Compilers: lex analysis/ Some Good News Most programming languages use very similar lexical analyzers – –e.g. the same kind of IDs, INTs, punctuation, and keywords Once you've written one lexical analyzer, you can reuse it for other languages with only minor changes.

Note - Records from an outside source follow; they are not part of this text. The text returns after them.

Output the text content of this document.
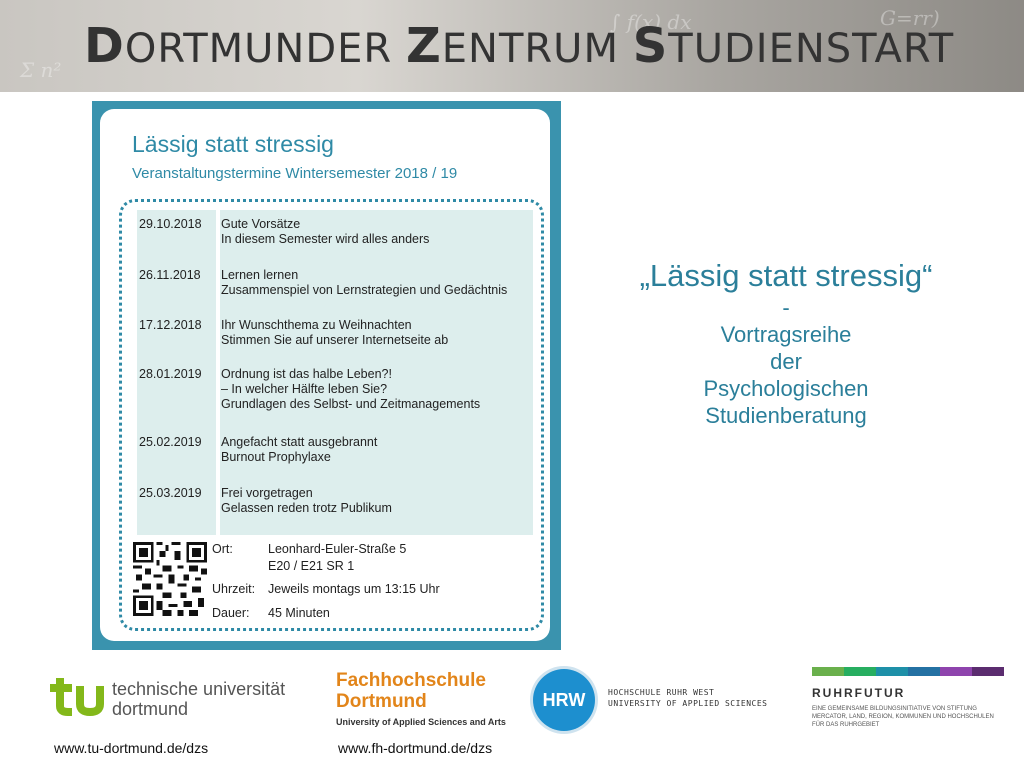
∫ f(x) dx	G=rr)
Σ n² DORTMUNDER ZENTRUM STUDIENSTART
Lässig statt stressig
Veranstaltungstermine Wintersemester 2018 / 19
29.10.2018 Gute Vorsätze
In diesem Semester wird alles anders
26.11.2018 Lernen lernen
Zusammenspiel von Lernstrategien und Gedächtnis
17.12.2018 Ihr Wunschthema zu Weihnachten
Stimmen Sie auf unserer Internetseite ab
28.01.2019 Ordnung ist das halbe Leben?!
– In welcher Hälfte leben Sie?
Grundlagen des Selbst- und Zeitmanagements
25.02.2019 Angefacht statt ausgebrannt
Burnout Prophylaxe
25.03.2019 Frei vorgetragen
Gelassen reden trotz Publikum
Ort:	Leonhard-Euler-Straße 5
E20 / E21 SR 1
Uhrzeit: Jeweils montags um 13:15 Uhr
Dauer: 45 Minuten
„Lässig statt stressig“
-
Vortragsreihe
der
Psychologischen
Studienberatung
technische universität
dortmund
Fachhochschule
Dortmund
University of Applied Sciences and Arts
HRW	HOCHSCHULE RUHR WEST
UNIVERSITY OF APPLIED SCIENCES
RUHRFUTUR
EINE GEMEINSAME BILDUNGSINITIATIVE VON STIFTUNG MERCATOR, LAND, REGION, KOMMUNEN UND HOCHSCHULEN FÜR DAS RUHRGEBIET
www.tu-dortmund.de/dzs	www.fh-dortmund.de/dzs
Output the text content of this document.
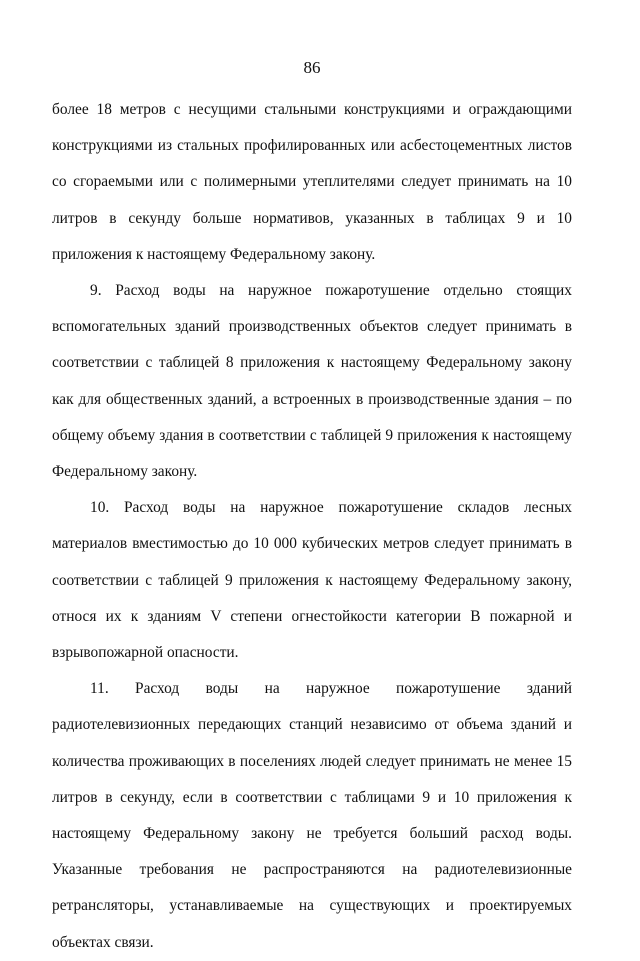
86

более 18 метров с несущими стальными конструкциями и ограждающими конструкциями из стальных профилированных или асбестоцементных листов со сгораемыми или с полимерными утеплителями следует принимать на 10 литров в секунду больше нормативов, указанных в таблицах 9 и 10 приложения к настоящему Федеральному закону.

9. Расход воды на наружное пожаротушение отдельно стоящих вспомогательных зданий производственных объектов следует принимать в соответствии с таблицей 8 приложения к настоящему Федеральному закону как для общественных зданий, а встроенных в производственные здания – по общему объему здания в соответствии с таблицей 9 приложения к настоящему Федеральному закону.

10. Расход воды на наружное пожаротушение складов лесных материалов вместимостью до 10 000 кубических метров следует принимать в соответствии с таблицей 9 приложения к настоящему Федеральному закону, относя их к зданиям V степени огнестойкости категории В пожарной и взрывопожарной опасности.

11. Расход воды на наружное пожаротушение зданий радиотелевизионных передающих станций независимо от объема зданий и количества проживающих в поселениях людей следует принимать не менее 15 литров в секунду, если в соответствии с таблицами 9 и 10 приложения к настоящему Федеральному закону не требуется больший расход воды. Указанные требования не распространяются на радиотелевизионные ретрансляторы, устанавливаемые на существующих и проектируемых объектах связи.
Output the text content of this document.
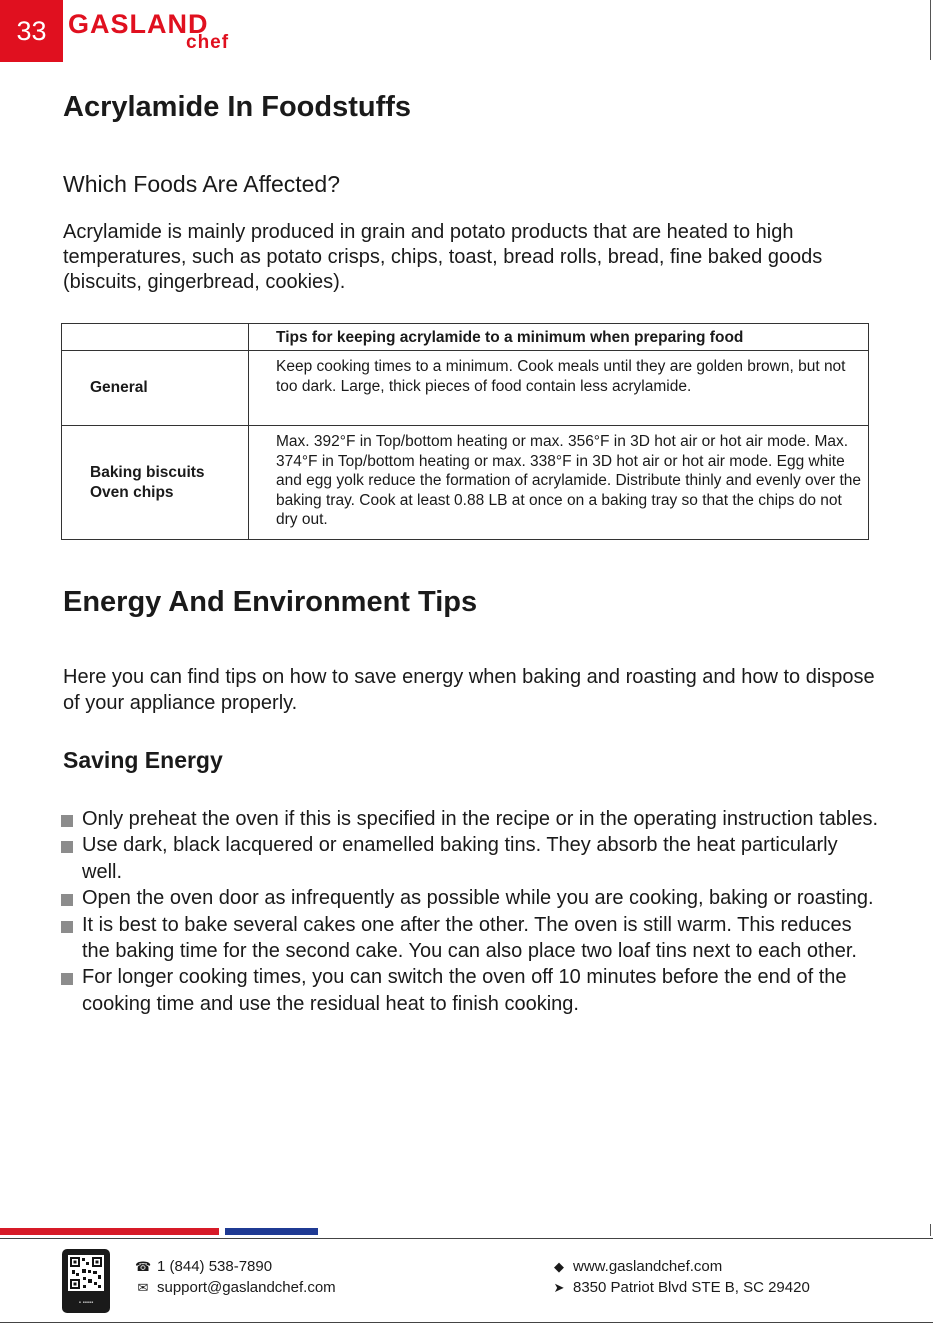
33 GASLAND
chef
Acrylamide In Foodstuffs

Which Foods Are Affected?

Acrylamide is mainly produced in grain and potato products that are heated to high temperatures, such as potato crisps, chips, toast, bread rolls, bread, fine baked goods (biscuits, gingerbread, cookies).

	Tips for keeping acrylamide to a minimum when preparing food
General	Keep cooking times to a minimum. Cook meals until they are golden brown, but not too dark. Large, thick pieces of food contain less acrylamide.
Baking biscuits Oven chips	Max. 392°F in Top/bottom heating or max. 356°F in 3D hot air or hot air mode. Max. 374°F in Top/bottom heating or max. 338°F in 3D hot air or hot air mode. Egg white and egg yolk reduce the formation of acrylamide. Distribute thinly and evenly over the baking tray. Cook at least 0.88 LB at once on a baking tray so that the chips do not dry out.
Energy And Environment Tips

Here you can find tips on how to save energy when baking and roasting and how to dispose of your appliance properly.

Saving Energy
Only preheat the oven if this is specified in the recipe or in the operating instruction tables.
Use dark, black lacquered or enamelled baking tins. They absorb the heat particularly well.
Open the oven door as infrequently as possible while you are cooking, baking or roasting.
It is best to bake several cakes one after the other. The oven is still warm. This reduces the baking time for the second cake. You can also place two loaf tins next to each other.
For longer cooking times, you can switch the oven off 10 minutes before the end of the cooking time and use the residual heat to finish cooking.
▪ ▪▪▪▪▪
☎ 1 (844) 538-7890
✉ support@gaslandchef.com
◆ www.gaslandchef.com
➤ 8350 Patriot Blvd STE B, SC 29420
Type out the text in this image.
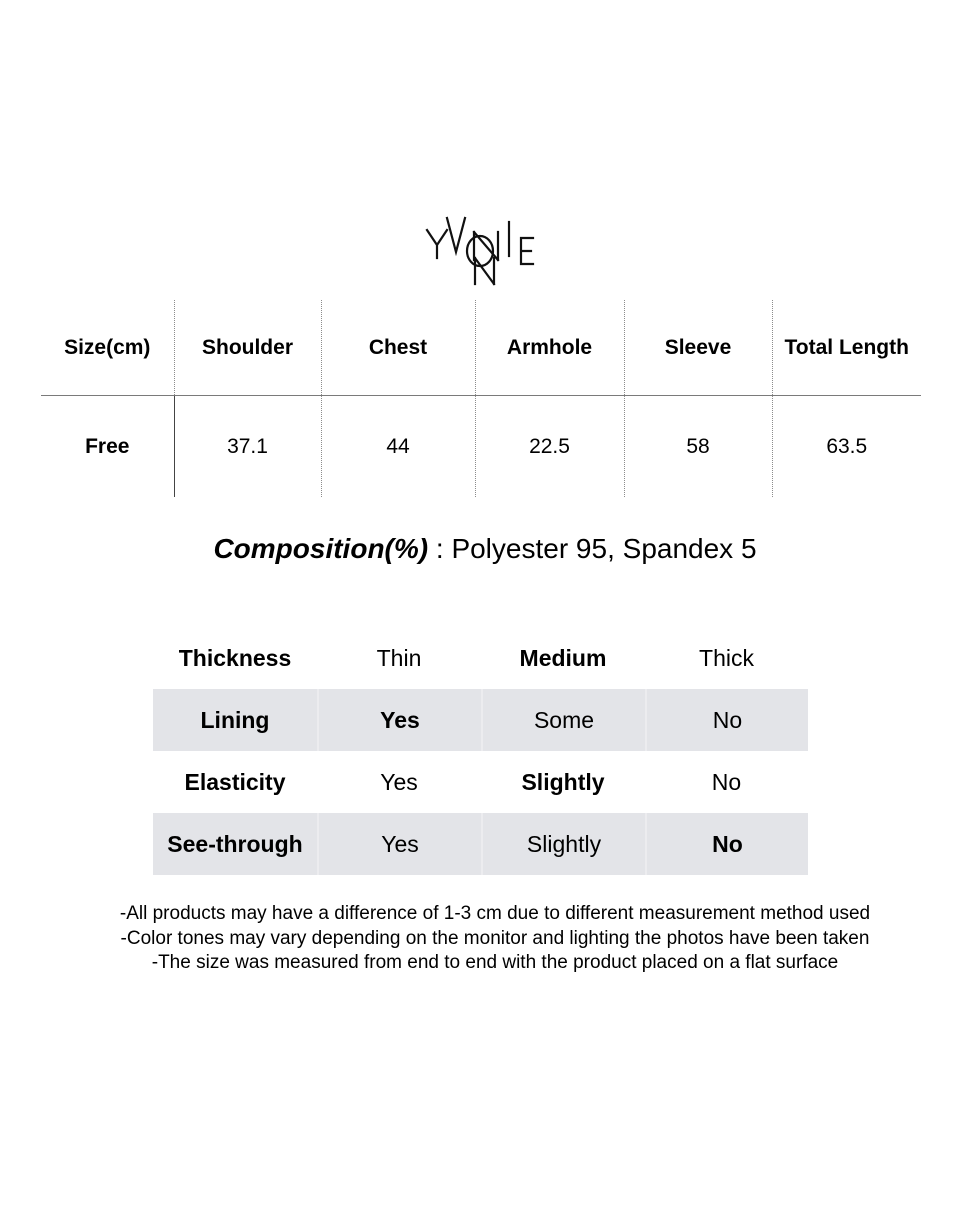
Size(cm)	Shoulder	Chest	Armhole	Sleeve	Total Length
Free	37.1	44	22.5	58	63.5
Composition(%) : Polyester 95, Spandex 5
Thickness	Thin	Medium	Thick
Lining	Yes	Some	No
Elasticity	Yes	Slightly	No
See-through	Yes	Slightly	No
-All products may have a difference of 1-3 cm due to different measurement method used
-Color tones may vary depending on the monitor and lighting the photos have been taken
-The size was measured from end to end with the product placed on a flat surface
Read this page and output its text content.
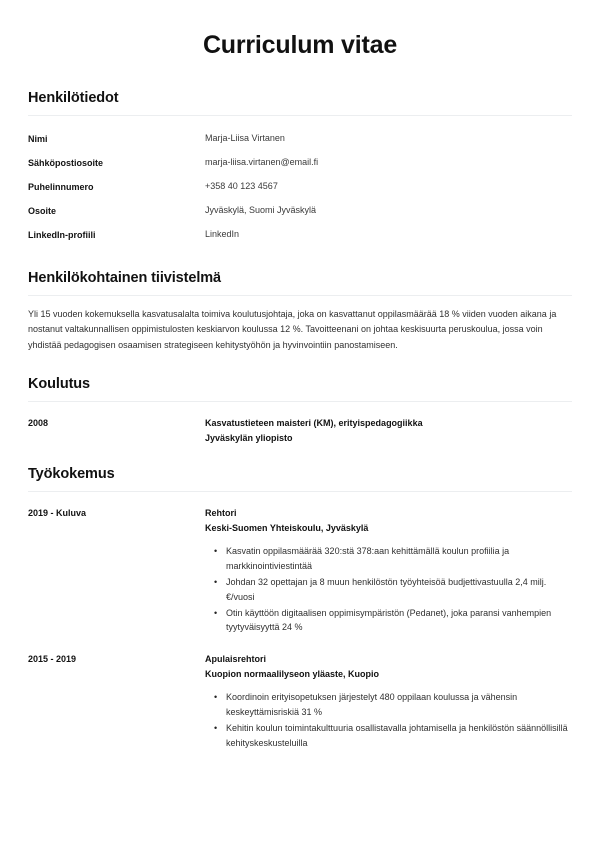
Curriculum vitae
Henkilötiedot
Nimi	Marja-Liisa Virtanen
Sähköpostiosoite	marja-liisa.virtanen@email.fi
Puhelinnumero	+358 40 123 4567
Osoite	Jyväskylä, Suomi Jyväskylä
LinkedIn-profiili	LinkedIn
Henkilökohtainen tiivistelmä

Yli 15 vuoden kokemuksella kasvatusalalta toimiva koulutusjohtaja, joka on kasvattanut oppilasmäärää 18 % viiden vuoden aikana ja nostanut valtakunnallisen oppimistulosten keskiarvon koulussa 12 %. Tavoitteenani on johtaa keskisuurta peruskoulua, jossa voin yhdistää pedagogisen osaamisen strategiseen kehitystyöhön ja hyvinvointiin panostamiseen.

Koulutus
2008	Kasvatustieteen maisteri (KM), erityispedagogiikka
Jyväskylän yliopisto
Työkokemus
2019 - Kuluva	Rehtori
Keski-Suomen Yhteiskoulu, Jyväskylä
• Kasvatin oppilasmäärää 320:stä 378:aan kehittämällä koulun profiilia ja markkinointiviestintää
• Johdan 32 opettajan ja 8 muun henkilöstön työyhteisöä budjettivastuulla 2,4 milj. €/vuosi
• Otin käyttöön digitaalisen oppimisympäristön (Pedanet), joka paransi vanhempien tyytyväisyyttä 24 %
2015 - 2019	Apulaisrehtori
Kuopion normaalilyseon yläaste, Kuopio
• Koordinoin erityisopetuksen järjestelyt 480 oppilaan koulussa ja vähensin keskeyttämisriskiä 31 %
• Kehitin koulun toimintakulttuuria osallistavalla johtamisella ja henkilöstön säännöllisillä kehityskeskusteluilla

Compilers: lex analysis/ From REs to Code Automatically 1. Write the REs for the language. 2. Convert to Non-deterministic Finite Automata (NFA). 3. Convert to Deterministic Finite Automata (DFA) 4. Convert to a table that can be 'plugged' into an 'empty' lexical analyser. There are tools that will do stages 2-4 automatically. We'll look at one such tool, lex, in the next chapter.